MARIETTA — Teachers, bus drivers, custodians and other employees of Cobb County schools will receive an 8 to 12.6% raise if the final 2020 budget is approved by the board next month, the school district announced Wednesday.
The raise would be the largest given by the district in at least the last 25 years, according to Superintendent Chris Ragsdale. The school board will review Ragsdale’s proposed budget including staff raises and is expected to vote on the final budget in May. Once approved, the raises would take effect on July 1, the start of the new fiscal year.
Every non-temporary staff member will receive the raise, and substitute teachers will also see an 8% pay increase.
“One of our three priorities in this district is to make Cobb the best place to teach, lead and learn. Teach is the first word in that priority for a reason, because it’s my thought that if we invest to make sure we have the best teachers and we can retain the best teachers, the leading and learning will be outcomes of great teachers,” Ragsdale said Wednesday.
The raises account for $74 million of the district’s expected $1.18 billion in expenses for fiscal 2020. Ragsdale said the raises are in part thanks to the district’s low administrative costs and to the General Assembly’s passage of $3,000 across-the-board raises for school staff in Georgia included in the state’s budget.
Rosemary Vaughan, associate executive director for the Kennesaw-based teacher advocacy group Educators First, was in the crowd during Ragsdale’s announcement. Vaughan said the news is “unbelievable.”
“We are thrilled,” she said. “There have been past events where the money has come down (from the state), and they haven’t gotten it. They’ve gotten a Christmas bonus. So teachers were getting a little discouraged, I think.”
Vaughan, whose daughter teaches in the Cobb County School District, said the district is highly sought after by teachers and families but had recently been lagging behind other metro Atlanta districts in salaries. She said the newly announced raises will “go a long way to helping retain the best teachers.”
Teachers, she said, have a harder job than ever now, and Cobb’s raises will serve as a recognition of that.
Marlo Williams, a fifth grade teacher at Dowell Elementary School in Marietta, agreed.
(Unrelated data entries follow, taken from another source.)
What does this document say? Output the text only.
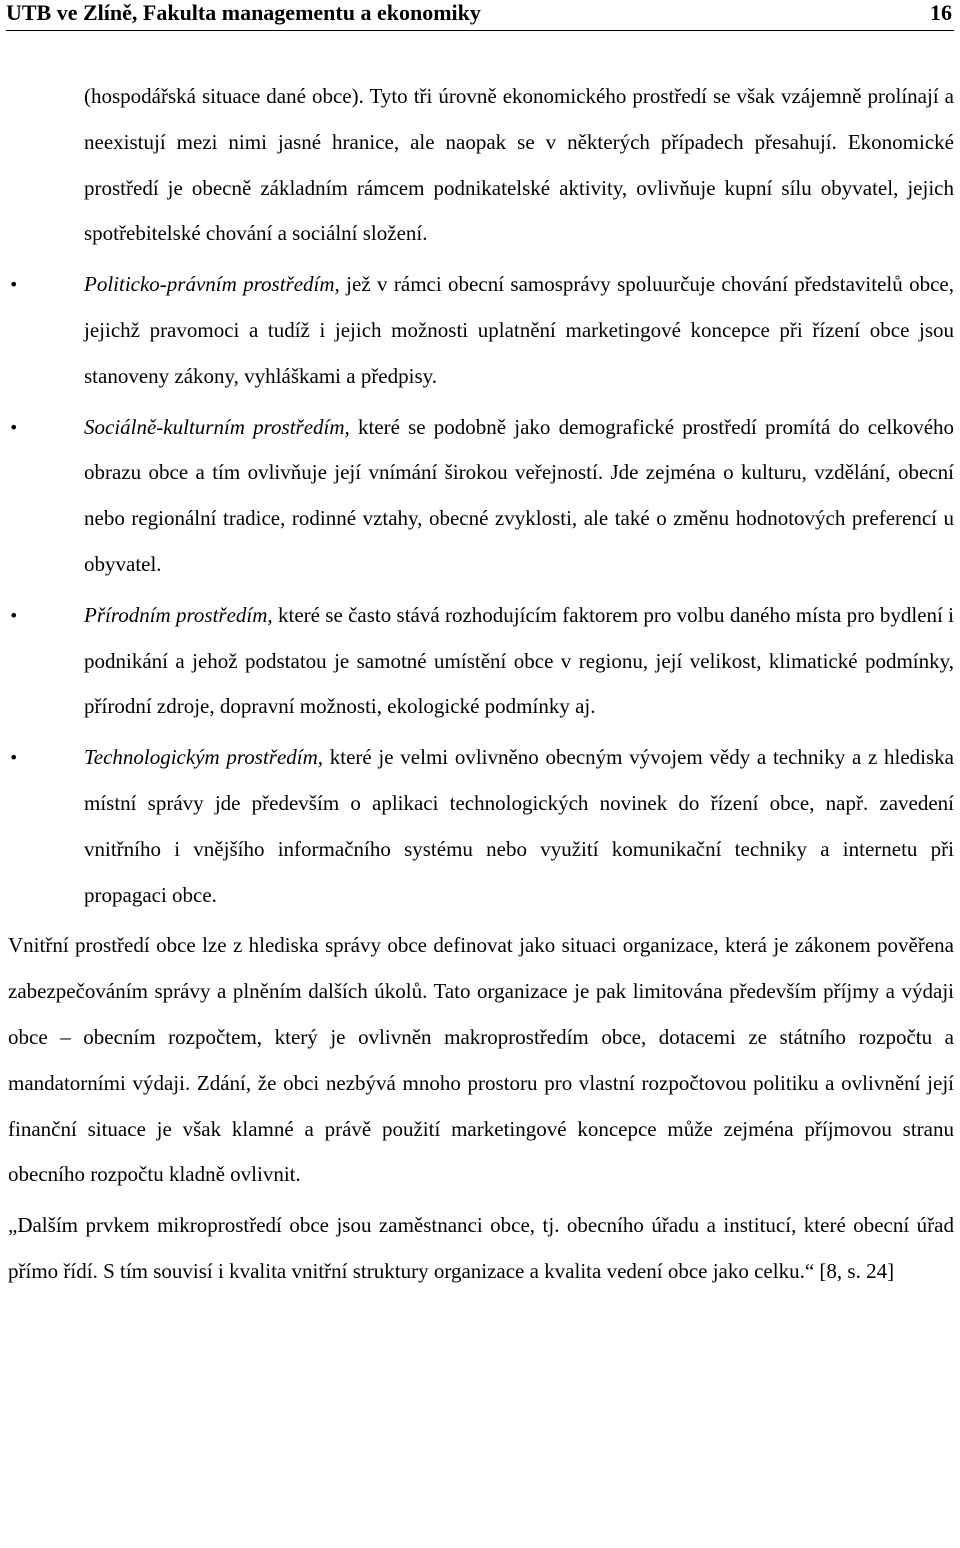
UTB ve Zlíně, Fakulta managementu a ekonomiky	16

(hospodářská situace dané obce). Tyto tři úrovně ekonomického prostředí se však vzájemně prolínají a neexistují mezi nimi jasné hranice, ale naopak se v některých případech přesahují. Ekonomické prostředí je obecně základním rámcem podnikatelské aktivity, ovlivňuje kupní sílu obyvatel, jejich spotřebitelské chování a sociální složení.

•	Politicko-právním prostředím, jež v rámci obecní samosprávy spoluurčuje chování představitelů obce, jejichž pravomoci a tudíž i jejich možnosti uplatnění marketingové koncepce při řízení obce jsou stanoveny zákony, vyhláškami a předpisy.
•	Sociálně-kulturním prostředím, které se podobně jako demografické prostředí promítá do celkového obrazu obce a tím ovlivňuje její vnímání širokou veřejností. Jde zejména o kulturu, vzdělání, obecní nebo regionální tradice, rodinné vztahy, obecné zvyklosti, ale také o změnu hodnotových preferencí u obyvatel.
•	Přírodním prostředím, které se často stává rozhodujícím faktorem pro volbu daného místa pro bydlení i podnikání a jehož podstatou je samotné umístění obce v regionu, její velikost, klimatické podmínky, přírodní zdroje, dopravní možnosti, ekologické podmínky aj.
•	Technologickým prostředím, které je velmi ovlivněno obecným vývojem vědy a techniky a z hlediska místní správy jde především o aplikaci technologických novinek do řízení obce, např. zavedení vnitřního i vnějšího informačního systému nebo využití komunikační techniky a internetu při propagaci obce.

Vnitřní prostředí obce lze z hlediska správy obce definovat jako situaci organizace, která je zákonem pověřena zabezpečováním správy a plněním dalších úkolů. Tato organizace je pak limitována především příjmy a výdaji obce – obecním rozpočtem, který je ovlivněn makroprostředím obce, dotacemi ze státního rozpočtu a mandatorními výdaji. Zdání, že obci nezbývá mnoho prostoru pro vlastní rozpočtovou politiku a ovlivnění její finanční situace je však klamné a právě použití marketingové koncepce může zejména příjmovou stranu obecního rozpočtu kladně ovlivnit.

„Dalším prvkem mikroprostředí obce jsou zaměstnanci obce, tj. obecního úřadu a institucí, které obecní úřad přímo řídí. S tím souvisí i kvalita vnitřní struktury organizace a kvalita vedení obce jako celku.“ [8, s. 24]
Williams, who has been a teacher in Cobb County for three years, said the news is sure to give school staff a morale boost.
“This raise is prioritizing our students and staff in a huge way. It shows the district cares and is continuing to prove that the Cobb County district is a great place to teach, lead and learn,” he said.
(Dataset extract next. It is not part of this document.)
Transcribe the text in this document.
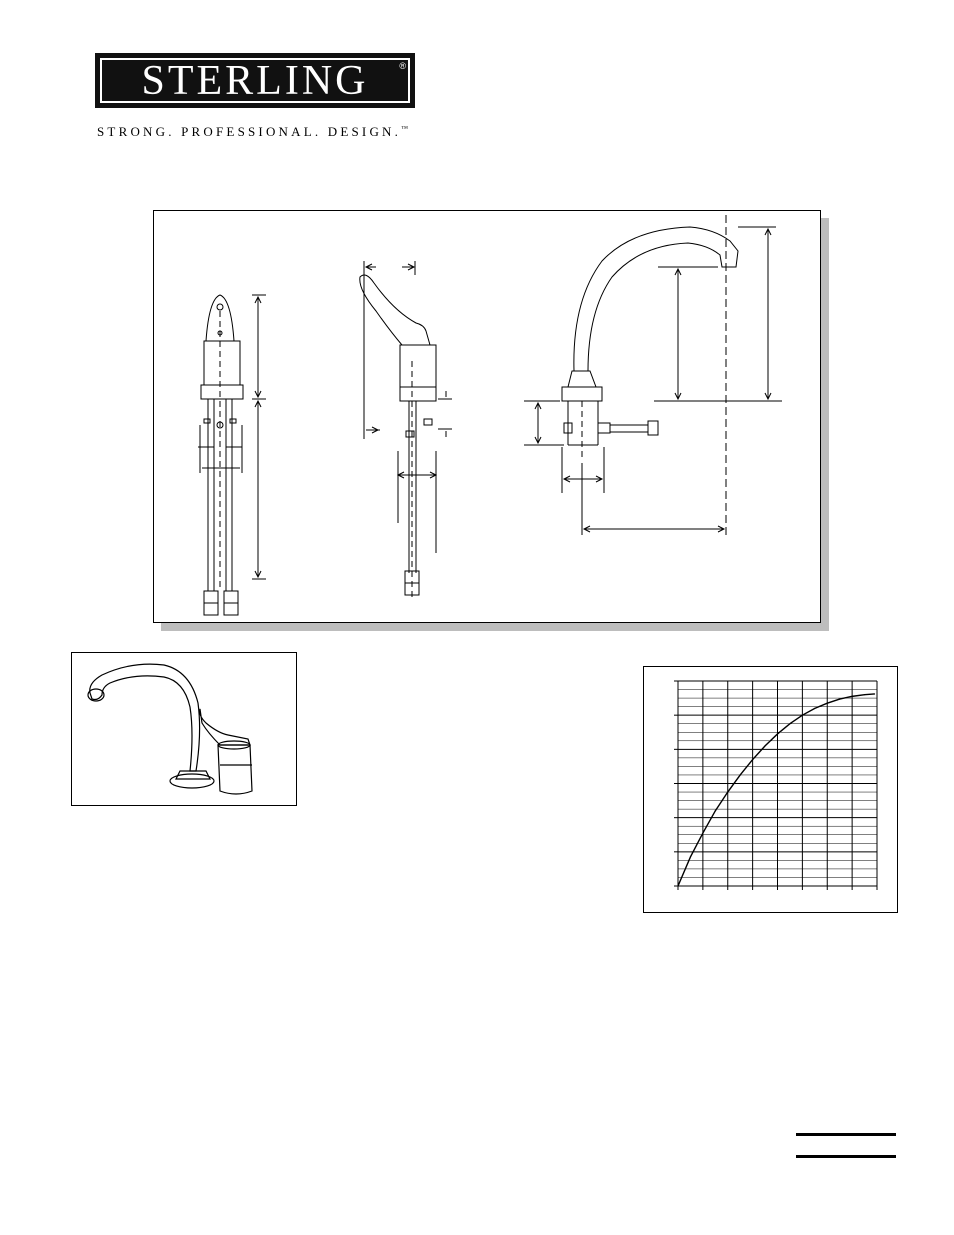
STERLING	®
STRONG. PROFESSIONAL. DESIGN.™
Williams said the pay increase will attract prospective teachers to the district and will help him pay for an advanced degree, which “wouldn’t have been an easy task without the raise.”
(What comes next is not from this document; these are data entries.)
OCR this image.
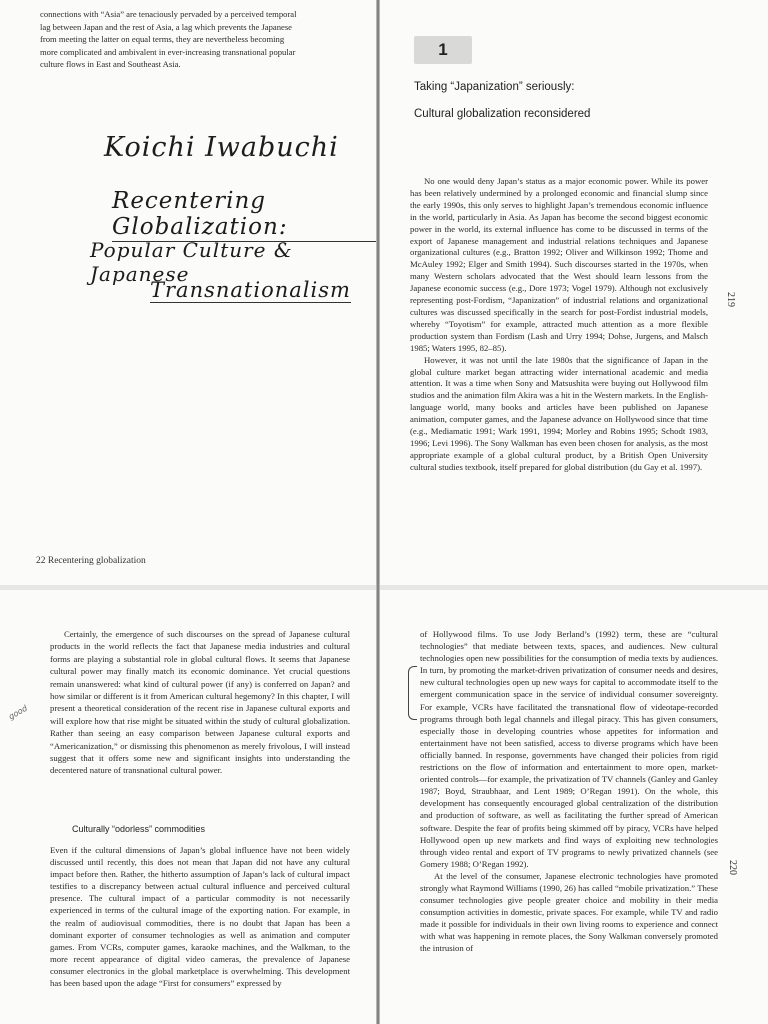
connections with “Asia” are tenaciously pervaded by a perceived temporal
lag between Japan and the rest of Asia, a lag which prevents the Japanese
from meeting the latter on equal terms, they are nevertheless becoming
more complicated and ambivalent in ever-increasing transnational popular
culture flows in East and Southeast Asia.
Koichi Iwabuchi
Recentering Globalization:
Popular Culture & Japanese
Transnationalism
22 Recentering globalization
1
Taking “Japanization” seriously:
Cultural globalization reconsidered

No one would deny Japan’s status as a major economic power. While its power has been relatively undermined by a prolonged economic and financial slump since the early 1990s, this only serves to highlight Japan’s tremendous economic influence in the world, particularly in Asia. As Japan has become the second biggest economic power in the world, its external influence has come to be discussed in terms of the export of Japanese management and industrial relations techniques and Japanese organizational cultures (e.g., Bratton 1992; Oliver and Wilkinson 1992; Thome and McAuley 1992; Elger and Smith 1994). Such discourses started in the 1970s, when many Western scholars advocated that the West should learn lessons from the Japanese economic success (e.g., Dore 1973; Vogel 1979). Although not exclusively representing post-Fordism, “Japanization” of industrial relations and organizational cultures was discussed specifically in the search for post-Fordist industrial models, whereby “Toyotism” for example, attracted much attention as a more flexible production system than Fordism (Lash and Urry 1994; Dohse, Jurgens, and Malsch 1985; Waters 1995, 82–85).

However, it was not until the late 1980s that the significance of Japan in the global culture market began attracting wider international academic and media attention. It was a time when Sony and Matsushita were buying out Hollywood film studios and the animation film Akira was a hit in the Western markets. In the English-language world, many books and articles have been published on Japanese animation, computer games, and the Japanese advance on Hollywood since that time (e.g., Mediamatic 1991; Wark 1991, 1994; Morley and Robins 1995; Schodt 1983, 1996; Levi 1996). The Sony Walkman has even been chosen for analysis, as the most appropriate example of a global cultural product, by a British Open University cultural studies textbook, itself prepared for global distribution (du Gay et al. 1997).

219

Certainly, the emergence of such discourses on the spread of Japanese cultural products in the world reflects the fact that Japanese media industries and cultural forms are playing a substantial role in global cultural flows. It seems that Japanese cultural power may finally match its economic dominance. Yet crucial questions remain unanswered: what kind of cultural power (if any) is conferred on Japan? and how similar or different is it from American cultural hegemony? In this chapter, I will present a theoretical consideration of the recent rise in Japanese cultural exports and will explore how that rise might be situated within the study of cultural globalization. Rather than seeing an easy comparison between Japanese cultural exports and “Americanization,” or dismissing this phenomenon as merely frivolous, I will instead suggest that it offers some new and significant insights into understanding the decentered nature of transnational cultural power.

good
Culturally “odorless” commodities

Even if the cultural dimensions of Japan’s global influence have not been widely discussed until recently, this does not mean that Japan did not have any cultural impact before then. Rather, the hitherto assumption of Japan’s lack of cultural impact testifies to a discrepancy between actual cultural influence and perceived cultural presence. The cultural impact of a particular commodity is not necessarily experienced in terms of the cultural image of the exporting nation. For example, in the realm of audiovisual commodities, there is no doubt that Japan has been a dominant exporter of consumer technologies as well as animation and computer games. From VCRs, computer games, karaoke machines, and the Walkman, to the more recent appearance of digital video cameras, the prevalence of Japanese consumer electronics in the global marketplace is overwhelming. This development has been based upon the adage “First for consumers” expressed by

of Hollywood films. To use Jody Berland’s (1992) term, these are “cultural technologies” that mediate between texts, spaces, and audiences. New cultural technologies open new possibilities for the consumption of media texts by audiences. In turn, by promoting the market-driven privatization of consumer needs and desires, new cultural technologies open up new ways for capital to accommodate itself to the emergent communication space in the service of individual consumer sovereignty. For example, VCRs have facilitated the transnational flow of videotape-recorded programs through both legal channels and illegal piracy. This has given consumers, especially those in developing countries whose appetites for information and entertainment have not been satisfied, access to diverse programs which have been officially banned. In response, governments have changed their policies from rigid restrictions on the flow of information and entertainment to more open, market-oriented controls—for example, the privatization of TV channels (Ganley and Ganley 1987; Boyd, Straubhaar, and Lent 1989; O’Regan 1991). On the whole, this development has consequently encouraged global centralization of the distribution and production of software, as well as facilitating the further spread of American software. Despite the fear of profits being skimmed off by piracy, VCRs have helped Hollywood open up new markets and find ways of exploiting new technologies through video rental and export of TV programs to newly privatized channels (see Gomery 1988; O’Regan 1992).

At the level of the consumer, Japanese electronic technologies have promoted strongly what Raymond Williams (1990, 26) has called “mobile privatization.” These consumer technologies give people greater choice and mobility in their media consumption activities in domestic, private spaces. For example, while TV and radio made it possible for individuals in their own living rooms to experience and connect with what was happening in remote places, the Sony Walkman conversely promoted the intrusion of

220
Brad Johnson, the school district’s chief financial officer, said where a staff member will land on the raise scale depends on several factors, including education, time with the district and whether they are eligible for a salary step increase.
For example, said John Adams, the district’s deputy superintendent of human resources and operations, a first-year teacher with a bachelor’s degree and no experience makes $43,465. Adams said next year, that person would advance to the next step in the salary schedule and receive the 8% raise, which would put their salary at $48,533 — a total increase of 11.7%.
Johnson said the district expects to generate $1.16 billion in revenue in 2020, compared to last year’s $1.08 billion. He also said while the millage rate of 18.9 mills is not expected to increase, home values have, and a Cobb homeowner who owns an average-priced home can expect to pay about $2,200 in school tax in 2020 — about $121 more than last fiscal year.
Other items in the proposed 2020 budget include:
♦ A 2% salary step for school nurses every two years;
♦ A pay increase for school police officers, with the amount to be determined;
♦ Hiring of 90 more teachers in various specialties to be spread across the district;
♦ Hiring of additional custodians to be assigned to schools that have expanded;
♦ New pay schedule for bus drivers, spreading payment across the year, rather than just the 180 days of school.